The only moment she cried was when we tried to put those little ear defenders on her. She absolutely hated them. We took them off immediately and that was that.
The one thing I wasn’t prepared for: changing her on the plane. The changing tables on aircraft are about the size of a tea tray and positioned at an angle that seems specifically designed to make it difficult. We managed, but only just, and not gracefully. Pack more nappy bags than you think you need and accept that it will be undignified.
We bought a Doona X before the trip — it converts from car seat to pram — and it was genuinely brilliant for this kind of travel. No juggling a separate car seat and buggy. Just one thing. Taxis were so easy.
Where We Stayed (And What I’d Do Differently)
We knew immediately that a hotel wouldn’t work. We needed a kitchen to sterilise bottles and prep feeds, a washing machine because reflux, and enough space that we weren’t all living on top of each other.
We booked an apartment called Tomate Rooms. The location was perfect — absolutely central, gorgeous place. But the soundproofing was essentially non-existent, and our neighbours partied until 4am on multiple nights. If you’re lucky and you have nice neighbours – you’ll have great time. But that also works the other way around.
If I were doing it again, I’d look at VillaVieja 17 or HoliHome Rambla 24 — both well-reviewed for families and a little further from the bar strips. Whatever you book, read recent reviews specifically for noise. And check that they can provide a travel cot — Tomate did, which was the one thing they had going for them by the end.
Where We Ate (Because You Still Need to Eat)
I fully expected to spend the entire trip eating toast in the apartment. We actually managed to eat out more than I’d anticipated, which felt like a genuine victory.

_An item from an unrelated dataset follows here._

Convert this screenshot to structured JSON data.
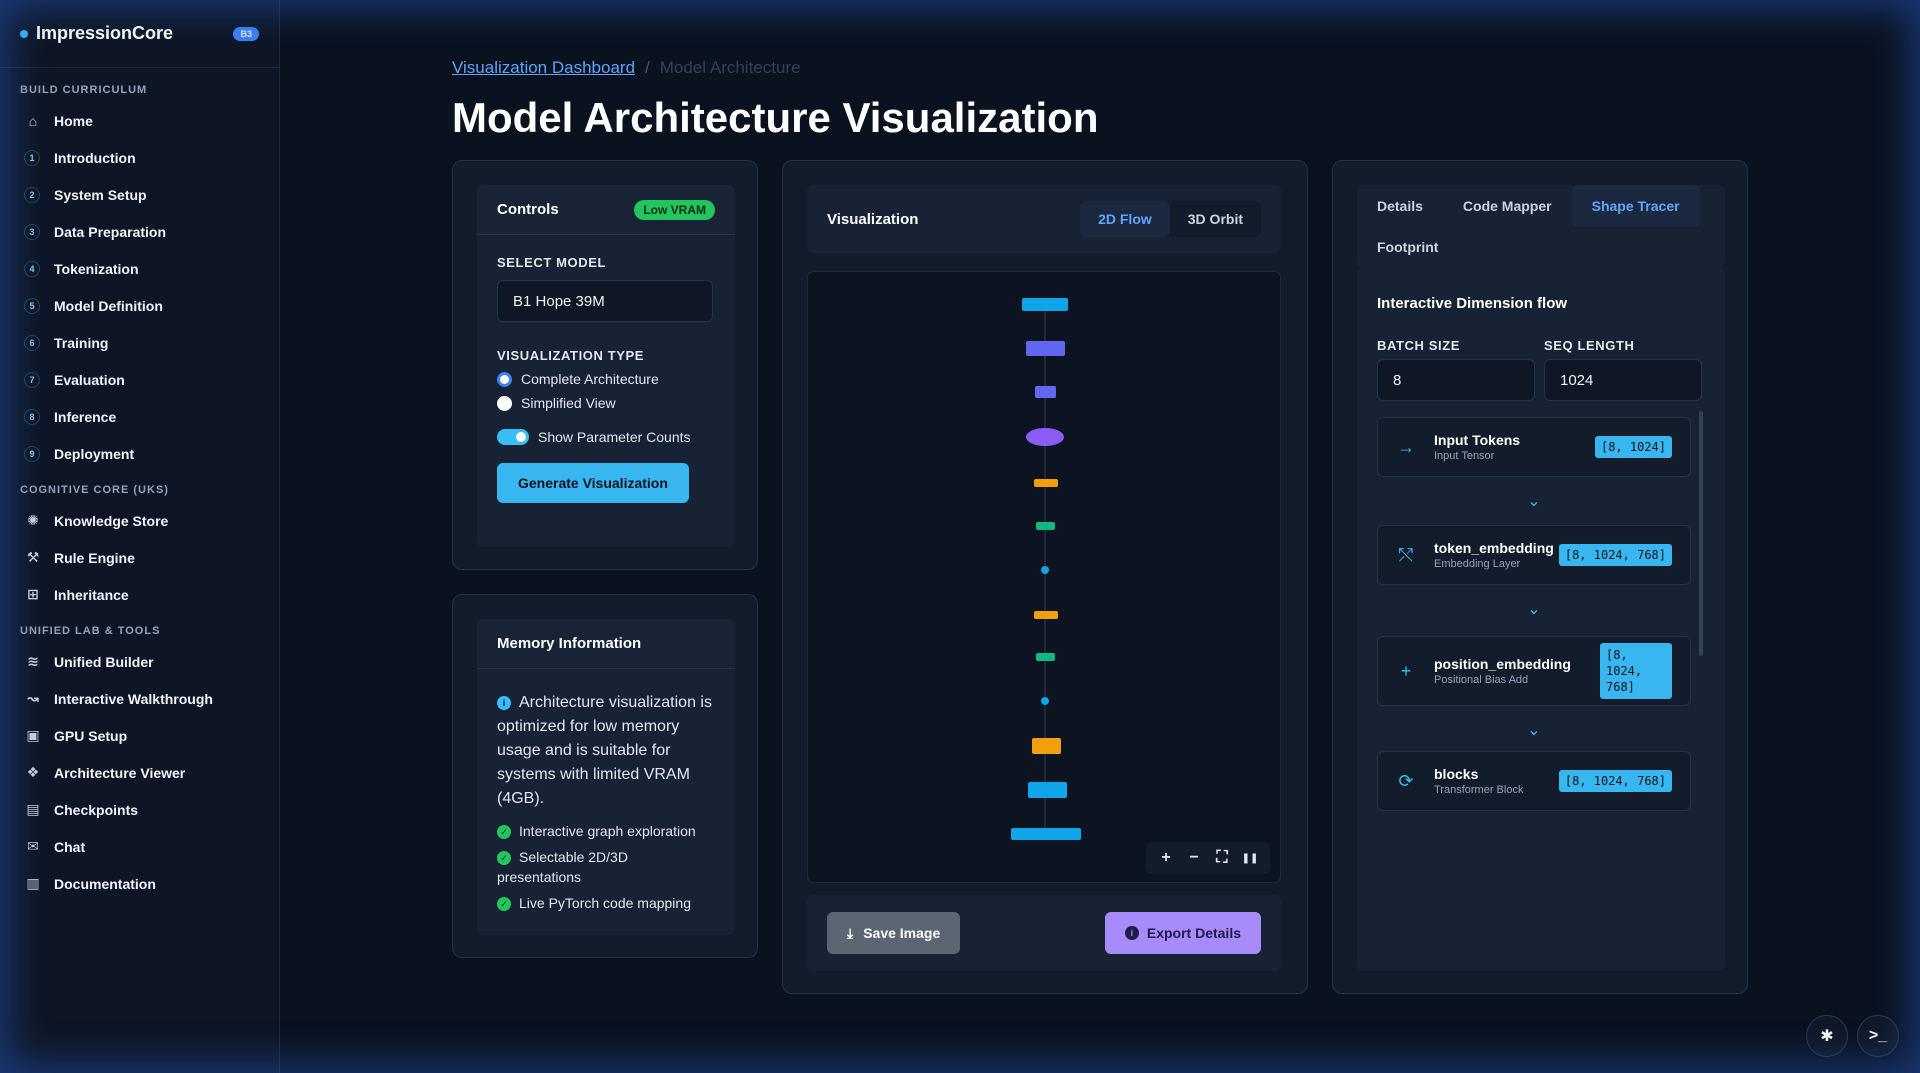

The trick was timing everything around Mila’s sleep. We’d walk until she dropped off, then quickly find a terrace and sit down before she woke up. It required a certain military precision, but it worked more often than not.
Coffee: MO’s Specialty Coffee is takeaway only but very good. Charo Coffee House is better if you actually want to sit down — we spent a lot of time there.
Breakfast and brunch: El Palacete was our favourite — spacious, relaxed, family-friendly in that effortless Spanish way. Espacio Elemental and Madness Coffee Roasters were both good too.
Dinner: Vino y Mas for tapas on a terrace — cheap, delicious, nobody minds if you’ve got a baby. Pesca al Peso did the best value set menu I’ve eaten in years and I still think about it. Very casual, families absolutely welcome.
I’ve tagged everything on a custom Google Map here if you want to save it before you go.


What I Learned (That Nobody Told Me)
Pack more sleepsuits than you think you need. Mila had reflux. Six sleepsuits lasted approximately one day. Bring eight minimum, accept that you will still do laundry.
Five days was the right length. Four would have felt rushed and stressful. Six would have required packing more than I was capable of organising at that point in my life. Five was the sweet spot — enough to actually relax into it, not so long that we ran out of anything critical.
The test-run concept is real and it works. By the time we got on the plane to Mexico, we knew exactly what Mila needed on a flight, what we’d over-packed (nearly everything) and what we’d under-packed (sleepsuits, muslins, more muslins). I genuinely don’t think that long-haul trip would have gone as smoothly without Alicante first.
If you’re sitting there at 3am wondering whether it’s too soon, whether you’re mad, whether you can actually do this — the answer is yes, you probably can. Start small, go somewhere close, and accept that nothing will go exactly to plan. It didn’t for us. It was still wonderful.